The security force at the Kansas City Library tries to keep order given the civil rights everyone has according to current law, but it could do much better. For one thing, with the third-floor mens room - security rarely appears there despite its great nuisance. On the whole, the library is a "blight" in comparison to other government buildings in the area frequented by the public.

As for the beleaguered and beseiged librarians, they are of the highest caliber, and they do provide excellent professional service to users. Several said that they love their jobs very much but were tormented by the deplorable public circumstances.

What Kansas City, Missouri, obviously needs is some sort of constructive and productive day center for the down-and-out folk from the half-way houses, shelters, and detention centers in the area. Many people are on the streets because of misfortune and injustice. They need a hand up. Besides work, they need bathrooms, laundry facilities, showers, lockers, and access to telephones. Of course a few of them need to be in mental institutions or jails where they can be supervised and rehabilitated, and that is one reason why the downtown area around the library and police headquarters and city hall is so dangerous after dark.

In January 2004 the downtown library will be moved into the old First National Bank Building at 10th and Baltimore. It will allegedly have adequate restroom facilities. No doubt such a big move will require many strong hands and backs. The work will be outsourced to a moving company. Perhaps a few temporary jobs will be available as a consequence. And hopefuly the new library will not be a blight on the new downtown location. A new public library was an essential component of Denver's successful downtown revitalization.

Notes:

(1) In retrospect I wondered if I had made an Internet fool of myself with my criticism of the architectural design of the library and the city, hence I returned to the library a few days later and looked for information about Kansas City architecture. I found George Erlich's Kansas City, Missouri, An Architectural History, 1826-1990, by George Erhlich, on a first-floor shelf. I carried the book up to the Missouri Valley Room, sat down at a table, and soon noticed that the author, in his first preface, acknowledged the staff of that illustrious room for their help. I was pleased to find a photo of the Kansas City Public Library in the chapter entitled, 'Retreat from the Past: 1950-1970.' This is what I learned:

In 1957 the Kansas City Chapter of the American Institute of Architects produced a massive study (KC/80) of the Downtown Kansas City area, summarized by a large model of the central business district. Large areas were plotted for a modern vital core but preservation was ignored. The Public Library and Board of Education Building, designed by Edward W. Tanner and completed in 1959, was the first modern structure to break away from the tall, 'Neo-classical' style in the Civic Center.
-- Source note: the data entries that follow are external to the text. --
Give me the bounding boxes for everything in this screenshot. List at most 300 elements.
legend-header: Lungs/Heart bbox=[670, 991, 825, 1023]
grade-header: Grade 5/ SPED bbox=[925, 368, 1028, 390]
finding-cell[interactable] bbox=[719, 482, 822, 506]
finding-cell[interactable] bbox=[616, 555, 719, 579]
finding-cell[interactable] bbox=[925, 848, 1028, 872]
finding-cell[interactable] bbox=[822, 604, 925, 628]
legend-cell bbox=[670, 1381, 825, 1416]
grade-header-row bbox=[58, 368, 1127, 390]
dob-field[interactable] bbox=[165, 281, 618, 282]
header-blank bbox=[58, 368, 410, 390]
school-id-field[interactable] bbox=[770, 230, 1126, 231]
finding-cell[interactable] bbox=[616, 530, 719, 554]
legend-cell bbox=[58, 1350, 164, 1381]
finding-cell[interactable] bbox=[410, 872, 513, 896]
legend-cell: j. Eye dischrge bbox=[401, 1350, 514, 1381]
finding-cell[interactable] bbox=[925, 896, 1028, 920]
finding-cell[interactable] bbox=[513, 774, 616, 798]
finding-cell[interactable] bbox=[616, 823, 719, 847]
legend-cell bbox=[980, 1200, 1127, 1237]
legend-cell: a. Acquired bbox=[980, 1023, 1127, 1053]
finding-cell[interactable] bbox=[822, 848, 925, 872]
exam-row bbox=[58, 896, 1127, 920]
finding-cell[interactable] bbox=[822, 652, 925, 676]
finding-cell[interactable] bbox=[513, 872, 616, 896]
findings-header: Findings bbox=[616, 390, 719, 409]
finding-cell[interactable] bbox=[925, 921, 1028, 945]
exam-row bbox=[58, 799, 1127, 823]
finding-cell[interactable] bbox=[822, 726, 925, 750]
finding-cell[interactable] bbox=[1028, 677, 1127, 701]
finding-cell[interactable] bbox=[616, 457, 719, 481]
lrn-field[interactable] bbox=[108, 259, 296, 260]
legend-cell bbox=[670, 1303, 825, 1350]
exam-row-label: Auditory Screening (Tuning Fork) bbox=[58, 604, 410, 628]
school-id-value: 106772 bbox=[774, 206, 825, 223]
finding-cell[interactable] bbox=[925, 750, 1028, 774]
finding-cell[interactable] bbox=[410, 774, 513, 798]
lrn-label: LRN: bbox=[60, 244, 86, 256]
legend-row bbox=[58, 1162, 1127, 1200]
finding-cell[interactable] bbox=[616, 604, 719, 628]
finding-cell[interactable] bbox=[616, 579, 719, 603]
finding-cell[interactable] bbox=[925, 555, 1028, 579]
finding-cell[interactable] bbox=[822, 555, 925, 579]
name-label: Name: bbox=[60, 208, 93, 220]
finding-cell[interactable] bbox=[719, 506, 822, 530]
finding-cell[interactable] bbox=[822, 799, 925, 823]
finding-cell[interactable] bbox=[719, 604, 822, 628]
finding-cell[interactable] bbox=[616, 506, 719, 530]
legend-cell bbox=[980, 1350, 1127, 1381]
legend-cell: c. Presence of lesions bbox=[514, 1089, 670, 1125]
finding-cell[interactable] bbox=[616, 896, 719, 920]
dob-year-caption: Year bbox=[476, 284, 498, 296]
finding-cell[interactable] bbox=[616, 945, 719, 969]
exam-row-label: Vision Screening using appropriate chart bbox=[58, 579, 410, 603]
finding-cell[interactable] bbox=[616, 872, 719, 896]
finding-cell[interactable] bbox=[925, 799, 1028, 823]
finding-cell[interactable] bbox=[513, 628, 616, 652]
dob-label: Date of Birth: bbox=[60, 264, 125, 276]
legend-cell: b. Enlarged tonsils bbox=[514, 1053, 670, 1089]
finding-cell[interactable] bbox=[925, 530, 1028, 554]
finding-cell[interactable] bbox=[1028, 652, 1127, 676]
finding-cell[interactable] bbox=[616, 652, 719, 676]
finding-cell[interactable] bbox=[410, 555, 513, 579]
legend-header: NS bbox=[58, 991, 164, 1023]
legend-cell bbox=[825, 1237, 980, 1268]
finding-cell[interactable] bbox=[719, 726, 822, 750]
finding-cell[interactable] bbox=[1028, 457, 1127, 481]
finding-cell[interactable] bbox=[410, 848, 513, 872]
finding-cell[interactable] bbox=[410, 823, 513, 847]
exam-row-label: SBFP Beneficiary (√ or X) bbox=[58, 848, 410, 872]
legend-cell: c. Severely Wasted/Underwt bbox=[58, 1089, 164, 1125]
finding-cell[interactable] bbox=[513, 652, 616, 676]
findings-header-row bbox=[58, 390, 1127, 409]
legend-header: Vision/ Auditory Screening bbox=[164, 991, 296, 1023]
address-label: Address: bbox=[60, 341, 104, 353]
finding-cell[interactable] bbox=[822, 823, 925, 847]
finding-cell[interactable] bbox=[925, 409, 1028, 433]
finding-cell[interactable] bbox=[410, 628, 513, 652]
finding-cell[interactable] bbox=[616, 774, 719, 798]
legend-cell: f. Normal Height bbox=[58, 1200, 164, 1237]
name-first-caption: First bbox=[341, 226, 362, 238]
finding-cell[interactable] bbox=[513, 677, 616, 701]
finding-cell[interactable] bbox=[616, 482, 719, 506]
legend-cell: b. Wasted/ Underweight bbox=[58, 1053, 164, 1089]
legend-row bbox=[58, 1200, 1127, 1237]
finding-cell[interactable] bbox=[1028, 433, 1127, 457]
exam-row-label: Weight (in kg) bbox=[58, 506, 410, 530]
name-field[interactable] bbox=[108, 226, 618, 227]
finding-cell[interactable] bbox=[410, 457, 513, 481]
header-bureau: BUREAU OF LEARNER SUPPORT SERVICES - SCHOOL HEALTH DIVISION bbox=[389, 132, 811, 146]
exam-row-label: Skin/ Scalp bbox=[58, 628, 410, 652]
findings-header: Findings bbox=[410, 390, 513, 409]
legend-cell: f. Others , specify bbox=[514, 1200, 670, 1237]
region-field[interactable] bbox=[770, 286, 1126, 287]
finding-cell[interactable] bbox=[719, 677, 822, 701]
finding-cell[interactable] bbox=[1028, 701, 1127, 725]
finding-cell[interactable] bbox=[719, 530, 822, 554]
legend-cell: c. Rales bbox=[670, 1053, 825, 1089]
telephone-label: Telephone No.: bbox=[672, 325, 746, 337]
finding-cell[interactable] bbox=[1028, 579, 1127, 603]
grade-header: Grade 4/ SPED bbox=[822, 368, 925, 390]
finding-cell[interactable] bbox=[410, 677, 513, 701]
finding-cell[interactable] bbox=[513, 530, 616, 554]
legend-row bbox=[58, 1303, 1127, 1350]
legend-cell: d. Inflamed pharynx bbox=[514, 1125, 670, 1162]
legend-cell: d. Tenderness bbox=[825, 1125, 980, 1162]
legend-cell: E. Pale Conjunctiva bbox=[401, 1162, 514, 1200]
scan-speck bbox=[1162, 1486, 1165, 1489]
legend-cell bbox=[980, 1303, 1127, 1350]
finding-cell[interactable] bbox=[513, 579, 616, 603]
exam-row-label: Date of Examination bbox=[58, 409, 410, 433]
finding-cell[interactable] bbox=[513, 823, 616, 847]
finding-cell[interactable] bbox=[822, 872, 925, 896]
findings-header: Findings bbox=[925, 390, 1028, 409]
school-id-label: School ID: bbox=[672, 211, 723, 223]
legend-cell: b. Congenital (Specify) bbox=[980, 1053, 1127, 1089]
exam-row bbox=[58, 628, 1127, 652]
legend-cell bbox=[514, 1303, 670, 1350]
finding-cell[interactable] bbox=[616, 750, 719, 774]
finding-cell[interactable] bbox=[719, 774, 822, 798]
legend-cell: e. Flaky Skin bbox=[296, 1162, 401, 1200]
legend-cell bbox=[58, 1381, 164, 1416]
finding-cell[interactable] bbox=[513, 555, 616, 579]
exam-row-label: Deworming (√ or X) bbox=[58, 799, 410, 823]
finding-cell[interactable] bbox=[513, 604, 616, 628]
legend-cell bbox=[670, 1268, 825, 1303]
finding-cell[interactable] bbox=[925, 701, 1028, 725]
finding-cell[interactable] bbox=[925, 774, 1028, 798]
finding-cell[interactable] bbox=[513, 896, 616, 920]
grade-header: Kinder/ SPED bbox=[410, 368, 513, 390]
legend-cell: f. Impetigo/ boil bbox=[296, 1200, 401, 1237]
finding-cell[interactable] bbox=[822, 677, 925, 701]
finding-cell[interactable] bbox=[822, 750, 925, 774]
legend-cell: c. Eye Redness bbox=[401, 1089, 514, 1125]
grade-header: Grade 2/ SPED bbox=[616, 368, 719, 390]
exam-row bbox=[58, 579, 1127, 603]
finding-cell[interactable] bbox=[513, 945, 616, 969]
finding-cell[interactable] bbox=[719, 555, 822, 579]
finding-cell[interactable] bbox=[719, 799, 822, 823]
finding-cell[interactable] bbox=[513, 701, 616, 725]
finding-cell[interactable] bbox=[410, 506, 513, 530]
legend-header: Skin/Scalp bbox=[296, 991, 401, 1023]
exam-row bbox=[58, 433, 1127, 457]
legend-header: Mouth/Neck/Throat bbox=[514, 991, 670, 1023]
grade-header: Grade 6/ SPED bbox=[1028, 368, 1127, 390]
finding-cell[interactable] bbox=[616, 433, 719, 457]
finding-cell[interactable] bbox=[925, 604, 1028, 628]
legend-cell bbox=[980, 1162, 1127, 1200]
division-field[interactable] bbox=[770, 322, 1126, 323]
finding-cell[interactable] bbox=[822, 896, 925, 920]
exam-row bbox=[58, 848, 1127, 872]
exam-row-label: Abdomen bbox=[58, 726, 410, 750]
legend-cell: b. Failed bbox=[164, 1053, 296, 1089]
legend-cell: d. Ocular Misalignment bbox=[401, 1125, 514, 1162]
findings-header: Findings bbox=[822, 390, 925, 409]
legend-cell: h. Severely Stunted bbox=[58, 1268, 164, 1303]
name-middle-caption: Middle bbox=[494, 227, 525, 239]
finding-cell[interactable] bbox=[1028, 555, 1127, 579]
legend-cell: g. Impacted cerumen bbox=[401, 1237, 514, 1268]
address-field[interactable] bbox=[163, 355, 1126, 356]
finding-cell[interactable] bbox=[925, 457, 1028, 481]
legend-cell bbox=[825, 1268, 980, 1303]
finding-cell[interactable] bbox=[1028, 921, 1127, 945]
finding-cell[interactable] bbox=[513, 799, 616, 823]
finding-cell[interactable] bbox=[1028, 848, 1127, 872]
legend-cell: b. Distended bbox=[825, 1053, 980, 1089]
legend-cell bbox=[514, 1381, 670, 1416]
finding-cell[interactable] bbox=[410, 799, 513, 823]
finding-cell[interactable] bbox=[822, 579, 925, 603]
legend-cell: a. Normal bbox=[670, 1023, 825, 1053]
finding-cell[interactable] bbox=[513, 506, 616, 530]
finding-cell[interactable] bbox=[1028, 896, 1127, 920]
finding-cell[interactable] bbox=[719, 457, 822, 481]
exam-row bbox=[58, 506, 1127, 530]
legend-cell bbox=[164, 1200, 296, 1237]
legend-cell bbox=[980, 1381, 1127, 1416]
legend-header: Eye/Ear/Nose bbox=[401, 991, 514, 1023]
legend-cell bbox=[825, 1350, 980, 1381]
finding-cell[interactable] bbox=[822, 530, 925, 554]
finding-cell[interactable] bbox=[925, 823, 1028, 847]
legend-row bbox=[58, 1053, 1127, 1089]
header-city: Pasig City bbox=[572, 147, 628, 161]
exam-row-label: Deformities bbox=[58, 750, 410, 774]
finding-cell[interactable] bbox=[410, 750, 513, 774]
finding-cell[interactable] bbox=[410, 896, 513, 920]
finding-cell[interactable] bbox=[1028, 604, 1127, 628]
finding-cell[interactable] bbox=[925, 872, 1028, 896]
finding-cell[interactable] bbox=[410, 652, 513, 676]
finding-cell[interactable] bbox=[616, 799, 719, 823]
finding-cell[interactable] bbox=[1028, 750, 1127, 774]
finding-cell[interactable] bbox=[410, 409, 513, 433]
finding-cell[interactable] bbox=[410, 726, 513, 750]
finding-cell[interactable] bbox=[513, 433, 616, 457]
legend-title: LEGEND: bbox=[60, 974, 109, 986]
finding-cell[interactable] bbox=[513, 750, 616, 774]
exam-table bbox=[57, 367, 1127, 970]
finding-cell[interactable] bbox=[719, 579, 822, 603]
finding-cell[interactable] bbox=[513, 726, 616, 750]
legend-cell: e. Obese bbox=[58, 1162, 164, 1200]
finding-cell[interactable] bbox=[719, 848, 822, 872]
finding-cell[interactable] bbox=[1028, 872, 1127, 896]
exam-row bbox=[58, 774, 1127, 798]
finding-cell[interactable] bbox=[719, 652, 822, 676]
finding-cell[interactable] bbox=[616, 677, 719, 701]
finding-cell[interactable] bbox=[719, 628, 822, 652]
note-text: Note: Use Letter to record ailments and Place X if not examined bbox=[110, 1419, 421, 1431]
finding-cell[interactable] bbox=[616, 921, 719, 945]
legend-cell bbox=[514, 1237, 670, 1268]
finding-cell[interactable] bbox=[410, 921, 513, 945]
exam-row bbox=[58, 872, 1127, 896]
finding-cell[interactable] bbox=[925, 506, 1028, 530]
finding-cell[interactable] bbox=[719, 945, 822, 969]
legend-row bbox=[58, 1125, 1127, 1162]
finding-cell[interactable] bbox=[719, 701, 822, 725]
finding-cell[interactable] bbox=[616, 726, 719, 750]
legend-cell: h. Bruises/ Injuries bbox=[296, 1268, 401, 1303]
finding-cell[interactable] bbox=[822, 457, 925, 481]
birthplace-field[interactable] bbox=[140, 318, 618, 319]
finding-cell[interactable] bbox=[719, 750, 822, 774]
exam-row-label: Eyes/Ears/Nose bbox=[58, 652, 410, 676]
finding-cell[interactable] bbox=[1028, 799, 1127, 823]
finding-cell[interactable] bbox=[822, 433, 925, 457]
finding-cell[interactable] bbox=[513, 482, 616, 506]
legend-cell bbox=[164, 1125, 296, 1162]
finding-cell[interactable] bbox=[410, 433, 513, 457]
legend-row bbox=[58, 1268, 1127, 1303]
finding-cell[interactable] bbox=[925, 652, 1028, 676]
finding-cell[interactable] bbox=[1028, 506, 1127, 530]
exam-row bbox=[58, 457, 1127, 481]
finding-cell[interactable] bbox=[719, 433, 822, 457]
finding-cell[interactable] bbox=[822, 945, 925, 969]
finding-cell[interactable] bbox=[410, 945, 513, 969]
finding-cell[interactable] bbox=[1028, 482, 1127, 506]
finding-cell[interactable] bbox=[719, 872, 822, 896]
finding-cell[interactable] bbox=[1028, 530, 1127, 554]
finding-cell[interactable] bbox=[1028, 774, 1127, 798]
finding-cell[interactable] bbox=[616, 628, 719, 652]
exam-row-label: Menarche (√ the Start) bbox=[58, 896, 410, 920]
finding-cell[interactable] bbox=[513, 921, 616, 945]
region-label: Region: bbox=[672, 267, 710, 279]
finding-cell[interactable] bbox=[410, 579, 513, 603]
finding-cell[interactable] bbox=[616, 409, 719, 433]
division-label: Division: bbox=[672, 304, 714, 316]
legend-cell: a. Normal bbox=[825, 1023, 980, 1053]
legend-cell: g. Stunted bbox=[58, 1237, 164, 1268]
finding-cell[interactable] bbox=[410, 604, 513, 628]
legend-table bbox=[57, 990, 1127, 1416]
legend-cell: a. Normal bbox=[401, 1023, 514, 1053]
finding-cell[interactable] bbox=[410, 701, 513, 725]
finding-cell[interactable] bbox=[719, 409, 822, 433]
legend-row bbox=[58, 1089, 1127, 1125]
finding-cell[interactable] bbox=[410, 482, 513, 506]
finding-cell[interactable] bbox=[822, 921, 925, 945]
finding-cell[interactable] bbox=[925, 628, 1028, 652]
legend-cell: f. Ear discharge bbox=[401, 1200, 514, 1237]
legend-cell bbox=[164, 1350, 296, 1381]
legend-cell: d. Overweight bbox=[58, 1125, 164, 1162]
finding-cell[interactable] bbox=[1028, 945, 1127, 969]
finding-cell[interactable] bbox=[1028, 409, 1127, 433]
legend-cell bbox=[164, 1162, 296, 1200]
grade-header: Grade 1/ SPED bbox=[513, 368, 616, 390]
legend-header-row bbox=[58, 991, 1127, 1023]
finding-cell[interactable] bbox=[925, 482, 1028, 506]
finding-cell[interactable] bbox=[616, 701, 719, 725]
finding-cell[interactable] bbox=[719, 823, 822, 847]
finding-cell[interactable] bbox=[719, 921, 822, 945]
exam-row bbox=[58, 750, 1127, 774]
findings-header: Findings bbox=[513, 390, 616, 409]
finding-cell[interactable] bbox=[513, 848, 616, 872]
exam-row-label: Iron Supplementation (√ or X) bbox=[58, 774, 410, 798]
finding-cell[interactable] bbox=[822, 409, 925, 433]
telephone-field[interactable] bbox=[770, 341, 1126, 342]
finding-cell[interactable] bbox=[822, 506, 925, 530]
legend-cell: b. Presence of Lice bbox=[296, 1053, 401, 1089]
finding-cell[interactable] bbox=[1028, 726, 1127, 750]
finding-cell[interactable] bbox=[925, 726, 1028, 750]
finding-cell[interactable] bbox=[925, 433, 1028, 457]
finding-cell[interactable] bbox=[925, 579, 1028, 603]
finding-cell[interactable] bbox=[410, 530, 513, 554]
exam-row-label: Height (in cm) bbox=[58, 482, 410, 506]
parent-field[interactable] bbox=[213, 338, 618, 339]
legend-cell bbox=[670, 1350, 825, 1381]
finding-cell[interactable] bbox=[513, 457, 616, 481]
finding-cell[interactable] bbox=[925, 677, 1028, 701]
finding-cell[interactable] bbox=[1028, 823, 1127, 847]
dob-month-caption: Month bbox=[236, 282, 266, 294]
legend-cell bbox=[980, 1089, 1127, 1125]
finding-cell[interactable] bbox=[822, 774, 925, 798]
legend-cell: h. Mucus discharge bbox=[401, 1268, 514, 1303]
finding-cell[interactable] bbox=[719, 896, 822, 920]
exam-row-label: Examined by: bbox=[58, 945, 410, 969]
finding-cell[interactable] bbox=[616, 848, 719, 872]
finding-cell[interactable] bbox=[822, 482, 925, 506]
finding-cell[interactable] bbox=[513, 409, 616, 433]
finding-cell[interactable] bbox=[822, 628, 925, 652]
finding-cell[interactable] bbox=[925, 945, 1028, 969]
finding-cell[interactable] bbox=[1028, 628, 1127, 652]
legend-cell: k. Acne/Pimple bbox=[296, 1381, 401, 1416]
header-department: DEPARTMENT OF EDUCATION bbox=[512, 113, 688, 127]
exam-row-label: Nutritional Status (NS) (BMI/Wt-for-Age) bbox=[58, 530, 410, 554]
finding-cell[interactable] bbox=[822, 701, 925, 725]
Mr. Ehlich stated that the new library is "definitely modern in appearance for its period. Hence it provided valuable, symbolic significance for a community that had been told over and over again that the library on Ninth was woefully out of date as well as overcrowded."

However, he continues, "The new library also illustrates a problem of reconciling the style of new buildings with the style(s) of older ones in the area. For years the problem was ignored with varying results. In the case of the library and civic center, the problem was more pressing. For this was the first, sizable government building to be added to the Center somce the Courhouse, the City Hall, and the Municipal Courts Building had been built. As it stands, the library is a rather awkward visual addition to the mid-thirties civic center. It does not extend the basic plan for the complex... and though some limestone is used for a podium of lower stories to support a short massive tower of metal and glass, the library neither ocntinues nor really complements the style of the older buildings."